Councillor leech sought clarification in relation to the underspend within the Highways budget and whether this had been included in the 2023/24 budget for highways and whether officers were confident that the project reduction in this budget would be sufficient to dela with anticipated highway issues.  He also sought clarification as to whether there was any inflationary impact by not spending all of the proposed 2022/23 capital budget and whether the proposal to add qualifying invest to save projects to the capital budget by a further £10m per annum was in line with other Local Authorities.

 

Decisions

 

The Executive:-

 

(1)       Recommend that the Council approve the virements over £0.5m between capital schemes to maximise use of funding resources available to the City Council set out in Appendix C.

 

(2)       Recommends that the Council approve the following changes to Manchester City Council’s capital programme:-

 

·                ICT - Council Chamber AV Equipment.  A capital budget increase of £0.520m, funded by borrowing.

·                Contingency – Inflation.  An increase to the inflation contingency by £22.4m, funded by borrowing.

 

(3)       Approves the following changes to the City Council’s capital programme:-

 

·                Growth and Development – Shared Prosperity Fund (SPF) – Communities and Place.  A budget increase of £4.,3 funded from external contributions

·                Highways Services – Victoria North Eastern Gateway Walking and Cycling Scheme.  A budget increase of £5.7m funded from an External Contribution via the Mayors Challenge Fund.

·                Private Sector Housing - Disabled Facilities Grant (DFG).  A budget increase of £8.483m funded from Government Grant.

·                Corporate Estates – Family Time Refurbishment.  A capital budget increase of £1.2m funded from Capital Receipts, and a virement of £1.5m from the approved Asset Management Programme.

·                Children’s Services – Education Basic Needs.  A budget increase of £23.865m, funded from Government.

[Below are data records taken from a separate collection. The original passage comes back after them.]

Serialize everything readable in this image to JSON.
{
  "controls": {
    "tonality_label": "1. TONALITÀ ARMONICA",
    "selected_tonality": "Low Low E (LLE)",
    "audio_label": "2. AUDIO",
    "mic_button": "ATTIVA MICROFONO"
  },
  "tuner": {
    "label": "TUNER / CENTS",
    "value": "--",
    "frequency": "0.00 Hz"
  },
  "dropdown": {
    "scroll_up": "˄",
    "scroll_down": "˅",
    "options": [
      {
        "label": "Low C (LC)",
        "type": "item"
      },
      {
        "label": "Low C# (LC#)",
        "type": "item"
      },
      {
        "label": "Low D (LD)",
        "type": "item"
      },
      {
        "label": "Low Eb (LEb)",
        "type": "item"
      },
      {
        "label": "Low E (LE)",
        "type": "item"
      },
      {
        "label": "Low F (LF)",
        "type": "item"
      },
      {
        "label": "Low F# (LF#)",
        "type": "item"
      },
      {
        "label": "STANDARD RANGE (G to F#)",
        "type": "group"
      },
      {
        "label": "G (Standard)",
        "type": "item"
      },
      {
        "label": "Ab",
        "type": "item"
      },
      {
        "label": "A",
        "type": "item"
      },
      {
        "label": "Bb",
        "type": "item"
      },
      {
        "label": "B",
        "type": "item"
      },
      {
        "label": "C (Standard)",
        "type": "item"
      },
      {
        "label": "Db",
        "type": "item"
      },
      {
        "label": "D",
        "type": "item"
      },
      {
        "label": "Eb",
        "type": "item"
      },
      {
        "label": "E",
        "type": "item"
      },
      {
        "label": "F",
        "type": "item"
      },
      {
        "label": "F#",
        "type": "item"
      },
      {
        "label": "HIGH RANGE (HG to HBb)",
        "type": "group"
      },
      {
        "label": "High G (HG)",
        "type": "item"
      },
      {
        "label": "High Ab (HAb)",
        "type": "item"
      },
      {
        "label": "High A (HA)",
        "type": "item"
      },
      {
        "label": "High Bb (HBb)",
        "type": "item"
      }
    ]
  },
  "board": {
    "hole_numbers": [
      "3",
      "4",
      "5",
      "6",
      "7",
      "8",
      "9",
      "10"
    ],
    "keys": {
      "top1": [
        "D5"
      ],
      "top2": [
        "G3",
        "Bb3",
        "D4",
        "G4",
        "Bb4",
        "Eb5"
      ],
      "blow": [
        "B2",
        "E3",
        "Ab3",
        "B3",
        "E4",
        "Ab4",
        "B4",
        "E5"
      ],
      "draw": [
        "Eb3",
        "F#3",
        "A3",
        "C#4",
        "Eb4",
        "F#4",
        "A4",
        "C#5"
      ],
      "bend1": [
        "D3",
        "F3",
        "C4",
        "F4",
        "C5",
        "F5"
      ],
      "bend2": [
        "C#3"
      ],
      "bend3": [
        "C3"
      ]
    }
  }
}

·                Private Sector Housing – Local Authority Housing Fund.   A capital funding switch of £3.408m, reducing borrowing and funding from HRA Reserves.

 

(4)       Approve the proposed additional delegation of £10m for invest to save schemes

 

(5)       Note the outturn of capital expenditure 2022/23 is £403.6m.

 

(6)       Note the changes to the outturn attributable to movement in the programme that occurred after the previous monitoring report to Executive in February 2023.

 

(7)       Note the decisions of the Deputy Chief Executive and City Treasurer regarding the funding of capital expenditure in 2022/23 including the use of £94.6m Grants and Contributions, £56.2m Capital receipts, £28.3m Revenue funding and £224.6m Borrowing.

 

(8)       Note the continued inflationary pressures being experienced across the construction industry and the requirement to increase the inflation contingency by £22.4m from the remaining £7.6m to £30m, funded from borrowing.